Inmerso en el contexto de la renegociación del Tratado de Libre Comercio (TLC) entre México y Estados Unidos, así como en un escenario difícil por la próxima elección presidencial, Oaxaca tiene en el establecimiento de las Zonas Económicas Especiales (ZEE) -como vínculo al TLC- un mecanismo de salvación económica pero “no es una varita mágica”.
Así lo advirtió Fernando Sanperio, maestro en economía internacional y matemáticas, así como candidato a doctor en economía, previo a su conferencia magistral “México en el contexto de un nuevo TLC y la elección presidencial”.
“Las Zonas Económicas Especiales son un proyecto que vende bien desde el escritorio, desde lo político pero los resultados son lentos. Eso es lo primero que hay que ubicar. ¿Hay resultados positivos en otras experiencias? Claro. El secreto es cómo nos tocan más los resultados positivos de otras experiencias que los resultados negativos porque también los hay”, expresó.
El proyecto económico para el Istmo de Tehuantepec -indicó- aparentemente promete un futuro distinto aunque no es un proceso sencillo y que se concretará en corto plazo.
Experiencia
El experto en temas económicos consideró que una reflexión importante para el mayor éxito de las ZEE es tener claro en qué expertise se quiere crear a Oaxaca.

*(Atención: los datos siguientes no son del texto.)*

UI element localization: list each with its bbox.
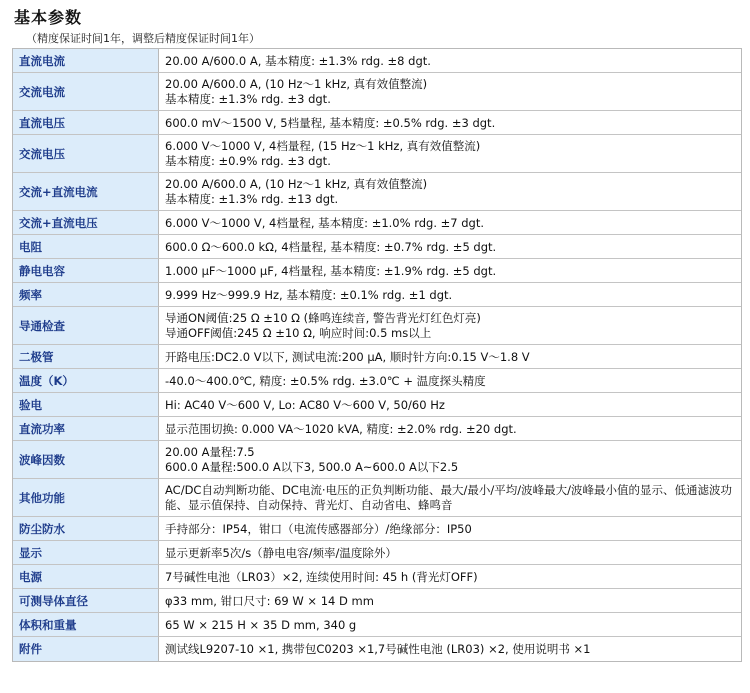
spec-value-line: 测试线L9207-10 ×1, 携带包C0203 ×1,7号碱性电池 (LR03) ×2, 使用说明书 ×1 <box>165 642 591 656</box>
spec-value-line: 20.00 A/600.0 A, (10 Hz～1 kHz, 真有效值整流) <box>165 177 428 191</box>
spec-value-line: 6.000 V～1000 V, 4档量程, (15 Hz～1 kHz, 真有效值整流) <box>165 139 481 153</box>
spec-value <box>159 73 741 111</box>
spec-value <box>159 49 741 73</box>
spec-label: 直流电流 <box>13 49 159 73</box>
spec-row <box>13 307 741 345</box>
spec-row <box>13 283 741 307</box>
spec-label: 交流电压 <box>13 135 159 173</box>
spec-label: 直流功率 <box>13 417 159 441</box>
spec-value-line: 600.0 mV～1500 V, 5档量程, 基本精度: ±0.5% rdg. ±3 dgt. <box>165 115 496 130</box>
spec-value-line: 基本精度: ±1.3% rdg. ±13 dgt. <box>165 192 339 206</box>
page-title: 基本参数 <box>14 8 83 27</box>
spec-value-line: 导通ON阈值:25 Ω ±10 Ω (蜂鸣连续音, 警告背光灯红色灯亮) <box>165 311 481 325</box>
spec-value <box>159 211 741 235</box>
spec-value-line: 开路电压:DC2.0 V以下, 测试电流:200 μA, 顺时针方向:0.15 V～1.8 V <box>165 349 530 364</box>
spec-row <box>13 393 741 417</box>
spec-value-line: 显示更新率5次/s（静电电容/频率/温度除外） <box>165 545 397 560</box>
spec-label: 二极管 <box>13 345 159 369</box>
spec-label: 体积和重量 <box>13 613 159 637</box>
spec-value-line: 显示范围切换: 0.000 VA～1020 kVA, 精度: ±2.0% rdg. ±20 dgt. <box>165 421 517 436</box>
spec-label: 导通检查 <box>13 307 159 345</box>
spec-value <box>159 173 741 211</box>
spec-value <box>159 479 741 517</box>
spec-value <box>159 417 741 441</box>
spec-value-line: 65 W × 215 H × 35 D mm, 340 g <box>165 617 357 632</box>
spec-label: 其他功能 <box>13 479 159 517</box>
spec-value-line: 20.00 A/600.0 A, (10 Hz～1 kHz, 真有效值整流) <box>165 77 428 91</box>
spec-value-line: 600.0 Ω～600.0 kΩ, 4档量程, 基本精度: ±0.7% rdg. ±5 dgt. <box>165 239 497 254</box>
spec-value <box>159 235 741 259</box>
spec-value-line: φ33 mm, 钳口尺寸: 69 W × 14 D mm <box>165 593 374 608</box>
spec-value <box>159 307 741 345</box>
spec-value-line: 基本精度: ±1.3% rdg. ±3 dgt. <box>165 92 331 106</box>
accuracy-note: （精度保证时间1年，调整后精度保证时间1年） <box>26 32 260 45</box>
spec-label: 交流电流 <box>13 73 159 111</box>
spec-row <box>13 111 741 135</box>
spec-label: 温度（K） <box>13 369 159 393</box>
spec-value-line: 9.999 Hz～999.9 Hz, 基本精度: ±0.1% rdg. ±1 dgt. <box>165 287 453 302</box>
spec-label: 波峰因数 <box>13 441 159 479</box>
spec-row <box>13 259 741 283</box>
spec-value <box>159 541 741 565</box>
spec-label: 附件 <box>13 637 159 661</box>
spec-value <box>159 369 741 393</box>
spec-value-line: 手持部分：IP54，钳口（电流传感器部分）/绝缘部分：IP50 <box>165 521 472 536</box>
spec-label: 可测导体直径 <box>13 589 159 613</box>
spec-row <box>13 637 741 661</box>
spec-row <box>13 541 741 565</box>
spec-row <box>13 135 741 173</box>
spec-table-body <box>13 49 741 661</box>
spec-value-line: 7号碱性电池（LR03）×2, 连续使用时间: 45 h (背光灯OFF) <box>165 569 478 584</box>
spec-row <box>13 73 741 111</box>
spec-row <box>13 479 741 517</box>
spec-value <box>159 135 741 173</box>
spec-value-line: AC/DC自动判断功能、DC电流·电压的正负判断功能、最大/最小/平均/波峰最大/波峰最小值的显示、低通滤波功能、显示值保持、自动保持、背光灯、自动省电、蜂鸣音 <box>165 483 732 512</box>
spec-label: 电阻 <box>13 235 159 259</box>
spec-value-line: 20.00 A/600.0 A, 基本精度: ±1.3% rdg. ±8 dgt. <box>165 53 431 68</box>
spec-row <box>13 173 741 211</box>
spec-row <box>13 565 741 589</box>
spec-value <box>159 283 741 307</box>
spec-label: 直流电压 <box>13 111 159 135</box>
spec-row <box>13 369 741 393</box>
spec-table <box>12 48 742 662</box>
spec-row <box>13 441 741 479</box>
spec-value <box>159 589 741 613</box>
spec-value-line: 20.00 A量程:7.5 <box>165 445 255 459</box>
spec-row <box>13 49 741 73</box>
spec-label: 交流+直流电流 <box>13 173 159 211</box>
spec-row <box>13 589 741 613</box>
spec-value-line: 600.0 A量程:500.0 A以下3, 500.0 A~600.0 A以下2.5 <box>165 460 459 474</box>
spec-value-line: 6.000 V～1000 V, 4档量程, 基本精度: ±1.0% rdg. ±7 dgt. <box>165 215 485 230</box>
spec-label: 防尘防水 <box>13 517 159 541</box>
spec-value-line: 基本精度: ±0.9% rdg. ±3 dgt. <box>165 154 331 168</box>
spec-label: 电源 <box>13 565 159 589</box>
spec-value <box>159 393 741 417</box>
spec-value-line: 1.000 μF～1000 μF, 4档量程, 基本精度: ±1.9% rdg. ±5 dgt. <box>165 263 497 278</box>
spec-value <box>159 259 741 283</box>
spec-value <box>159 345 741 369</box>
spec-label: 频率 <box>13 283 159 307</box>
spec-value <box>159 637 741 661</box>
spec-label: 静电电容 <box>13 259 159 283</box>
spec-value <box>159 111 741 135</box>
spec-row <box>13 613 741 637</box>
spec-row <box>13 235 741 259</box>
spec-label: 交流+直流电压 <box>13 211 159 235</box>
spec-value <box>159 565 741 589</box>
spec-value <box>159 517 741 541</box>
spec-row <box>13 211 741 235</box>
spec-row <box>13 345 741 369</box>
spec-row <box>13 517 741 541</box>
spec-row <box>13 417 741 441</box>
spec-value-line: -40.0～400.0℃, 精度: ±0.5% rdg. ±3.0℃ + 温度探头精度 <box>165 373 486 388</box>
spec-value-line: Hi: AC40 V～600 V, Lo: AC80 V～600 V, 50/60 Hz <box>165 397 445 412</box>
spec-label: 显示 <box>13 541 159 565</box>
spec-value <box>159 441 741 479</box>
spec-value <box>159 613 741 637</box>
spec-label: 验电 <box>13 393 159 417</box>
spec-value-line: 导通OFF阈值:245 Ω ±10 Ω, 响应时间:0.5 ms以上 <box>165 326 432 340</box>
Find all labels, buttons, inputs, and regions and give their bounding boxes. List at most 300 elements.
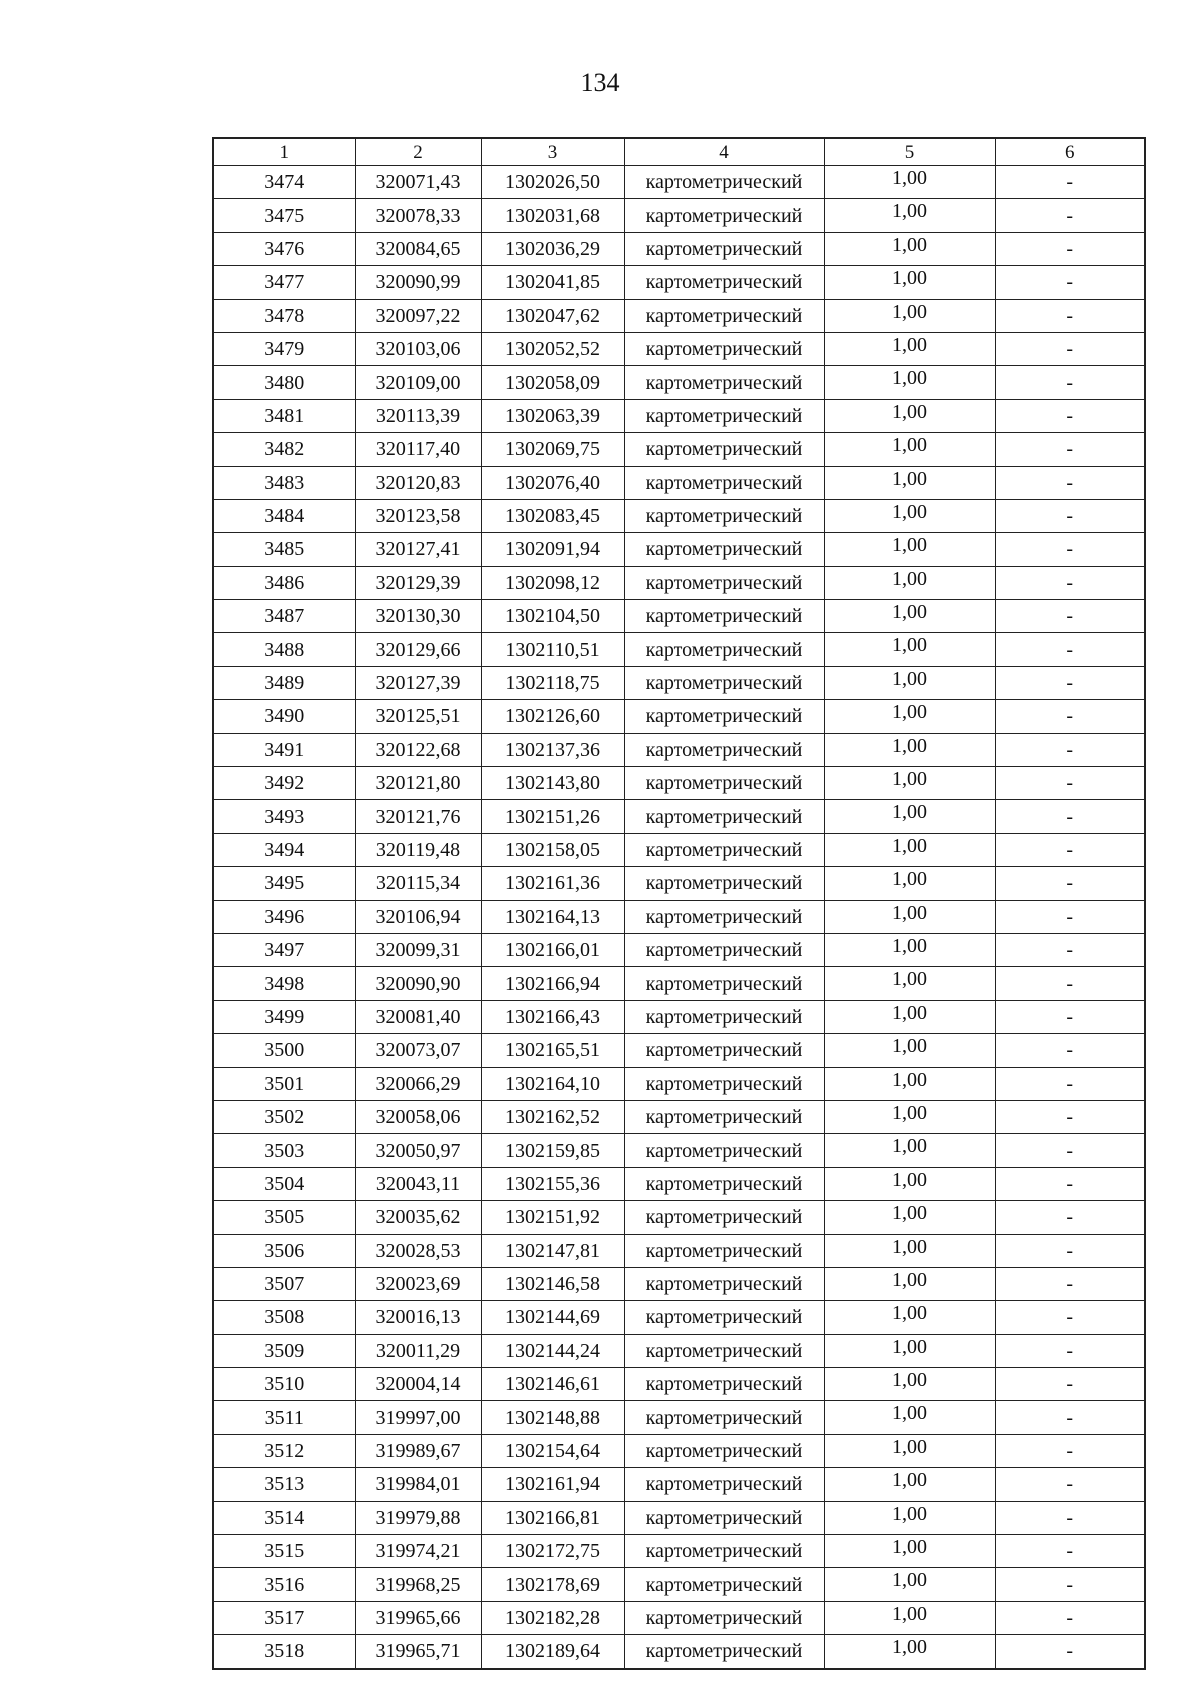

“Si uno va al corredor del norte está perfectamente ubicado, lo primero que se tiene que hacer es definir en qué centrará su expertise para que en diez años, por ejemplo Oaxaca pueda afirmar soy experto en… Esa es la primera reflexión que se tienen que hacer porque no se está ubicando eso”, declaró
Luego, en el contexto del TLC Fernando Sanperio, planteó a México como una especie de semáforo en donde existen zonas ganadoras, unas de regular éxito y otras evidentemente perdedoras en la integración al tratado. Oaxaca -sostuvo- no ha podido encontrar la vinculación con los mercados globales.
“Oaxaca es un estado que no se ha podido integrar, es un estado con una maravillosa complejidad que se le debe entender por completo con sus cosas maravillosas y cosas complejas propiamente asentadas en estructuras culturales que en el contexto de estructura de aparentemente democracia y competitividad, nos ha costado la forma de que eso se pueda implicar”, declaró.
La renegociación que realiza por su parte el gobierno federal con el de Estados Unidos -expuso- pareciera estar en un escenario oscuro en donde sólo entran las grandes cúpulas empresariales del país.